Ruido

Nadie es capaz de imaginar cómo suena una ciudad cuando no tiene que sonar. La incómoda fractura del silencio de la noche, cuando no debería existir más que el tonelaje del calor que se mantiene despierto como un niño enrabietado y un ruido inesperado te obliga a reacomodarte en el sofá, como quien mulle la almohada para encontrar la postura idónea para dormir frente al ventilador en pleno insomnio de agosto. Empieza lejos, con el eco de una alarma en el barrio de al lado, de un cine de verano junto al apartamento. Coincide con un parón en el tráfico, con el enmudecimiento de los televisores de ventana abierta de las tres de la madrugada pasadas, con la frenética actualización de las noticias en una noche salvaje y muda de estupor. Poco a poco se acerca, reconoces un llanto, el sonido cavernícola que hermana el desconsuelo y el maullido del gato.

NocheEs entonces cuando la noche agita su batuta y estallan los violines. Primero un grito encerrado en una burbuja de saliva. Después, el hipo que contrae los hombros. Y, finalmente, la cascada descontrolada de lágrimas y rabia. Aguas bravas. Los gritos rompen la noche, rompen el tiempo, rompen el ritmo con el que tratabas de atemperar la corriente sanguínea hasta obligarte a cerrar los ojos. Una muchacha aúlla, se vacía, se desgarra y acaba vomitando por el balcón, como quien desparrama los dos últimos sorbos de whisky de un vaso de tubo, cuando el hielo ya se ha disuelto. Tose, restriega los labios con el antebrazo, gime, grita y, sin embargo, es capaz de mantener una conversación en el idioma del dolor, que es el mismo para todos, aunque no sepas traducir lo que está diciendo. Discute por teléfono con esa templanza que da la cólera cuando una simple palabra ha arrancado el suelo bajo tus pies. Habla y aúlla. Alternativamente. Y en plena madrugada, sabe que solo existen ella y la persona que está al otro lado de la conexión.

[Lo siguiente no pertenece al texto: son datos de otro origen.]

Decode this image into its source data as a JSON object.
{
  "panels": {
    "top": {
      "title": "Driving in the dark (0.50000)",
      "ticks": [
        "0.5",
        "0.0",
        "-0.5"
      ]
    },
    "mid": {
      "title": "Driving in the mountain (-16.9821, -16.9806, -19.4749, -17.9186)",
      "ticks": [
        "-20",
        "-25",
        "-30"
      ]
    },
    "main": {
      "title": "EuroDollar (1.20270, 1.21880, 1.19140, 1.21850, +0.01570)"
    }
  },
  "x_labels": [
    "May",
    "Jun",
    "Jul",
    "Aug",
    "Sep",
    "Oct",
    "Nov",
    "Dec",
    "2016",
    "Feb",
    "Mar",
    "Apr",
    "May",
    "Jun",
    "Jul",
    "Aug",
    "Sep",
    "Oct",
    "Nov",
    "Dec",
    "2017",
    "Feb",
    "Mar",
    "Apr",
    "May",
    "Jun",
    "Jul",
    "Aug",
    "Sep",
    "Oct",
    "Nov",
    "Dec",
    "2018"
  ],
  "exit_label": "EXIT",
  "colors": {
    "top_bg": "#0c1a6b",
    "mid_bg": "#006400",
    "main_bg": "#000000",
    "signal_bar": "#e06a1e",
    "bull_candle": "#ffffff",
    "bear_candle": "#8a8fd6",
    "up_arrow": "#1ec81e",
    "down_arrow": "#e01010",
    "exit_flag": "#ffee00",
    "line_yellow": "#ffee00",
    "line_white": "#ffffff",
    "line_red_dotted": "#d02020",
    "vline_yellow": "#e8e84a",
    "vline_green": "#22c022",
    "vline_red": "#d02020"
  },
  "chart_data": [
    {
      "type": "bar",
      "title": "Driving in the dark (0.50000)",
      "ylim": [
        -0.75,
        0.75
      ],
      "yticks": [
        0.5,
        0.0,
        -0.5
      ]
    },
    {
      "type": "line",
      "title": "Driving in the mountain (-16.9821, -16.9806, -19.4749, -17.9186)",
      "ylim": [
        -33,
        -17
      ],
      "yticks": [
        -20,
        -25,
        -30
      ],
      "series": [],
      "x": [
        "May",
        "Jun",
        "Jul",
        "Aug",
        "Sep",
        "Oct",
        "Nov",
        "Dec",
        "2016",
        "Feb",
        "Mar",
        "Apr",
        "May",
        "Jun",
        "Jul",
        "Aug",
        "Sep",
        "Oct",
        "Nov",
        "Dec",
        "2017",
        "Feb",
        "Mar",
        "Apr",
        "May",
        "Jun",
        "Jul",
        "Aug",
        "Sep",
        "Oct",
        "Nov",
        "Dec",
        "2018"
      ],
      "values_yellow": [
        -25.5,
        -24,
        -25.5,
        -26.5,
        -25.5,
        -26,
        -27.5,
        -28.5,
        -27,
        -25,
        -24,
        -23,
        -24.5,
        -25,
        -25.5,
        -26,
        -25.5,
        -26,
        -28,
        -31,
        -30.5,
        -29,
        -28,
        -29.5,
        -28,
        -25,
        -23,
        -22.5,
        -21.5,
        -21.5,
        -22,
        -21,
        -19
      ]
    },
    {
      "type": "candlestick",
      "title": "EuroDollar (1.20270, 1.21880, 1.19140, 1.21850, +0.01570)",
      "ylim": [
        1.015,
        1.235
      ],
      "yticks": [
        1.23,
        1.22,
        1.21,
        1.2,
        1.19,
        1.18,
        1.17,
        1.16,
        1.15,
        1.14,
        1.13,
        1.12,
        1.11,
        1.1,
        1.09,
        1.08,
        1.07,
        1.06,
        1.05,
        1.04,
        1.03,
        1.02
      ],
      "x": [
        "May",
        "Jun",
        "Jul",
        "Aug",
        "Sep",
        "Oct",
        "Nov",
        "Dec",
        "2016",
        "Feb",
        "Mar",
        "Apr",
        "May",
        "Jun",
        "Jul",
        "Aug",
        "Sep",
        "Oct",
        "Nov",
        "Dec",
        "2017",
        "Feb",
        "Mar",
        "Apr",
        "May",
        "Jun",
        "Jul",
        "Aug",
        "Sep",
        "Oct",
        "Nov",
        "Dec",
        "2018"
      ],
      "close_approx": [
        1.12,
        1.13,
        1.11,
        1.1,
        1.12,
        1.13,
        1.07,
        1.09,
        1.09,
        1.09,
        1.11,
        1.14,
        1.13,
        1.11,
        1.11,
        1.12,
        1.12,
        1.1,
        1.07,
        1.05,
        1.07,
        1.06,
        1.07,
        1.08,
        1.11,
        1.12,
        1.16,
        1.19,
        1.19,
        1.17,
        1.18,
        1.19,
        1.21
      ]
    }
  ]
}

La noche nunca es silenciosa aunque se lo proponga. La muchacha continúa despellejándose con la tierna sensación de desamparo que dan las cosas que no tienen arreglo. Y, de repente, suena el camión de la basura con su sinfonía de metales desordenados. El chirrido de los frenos, la mecánica de los bultos que caen en el vacío, el espasmo de los motores que vuelven a arrancar. Progresivamente, se apaga el lamento, tiritan los muelles del colchón en el que se acuesta, hecha un ovillo, mientras avanza el furgón del baldeo de agua, que arranca con estrépito hasta el vómito bajo el balcón y desaparece con su desesperante cadencia. De repente, la vida enmudece. Son las cuatro de la madrugada, pasadas.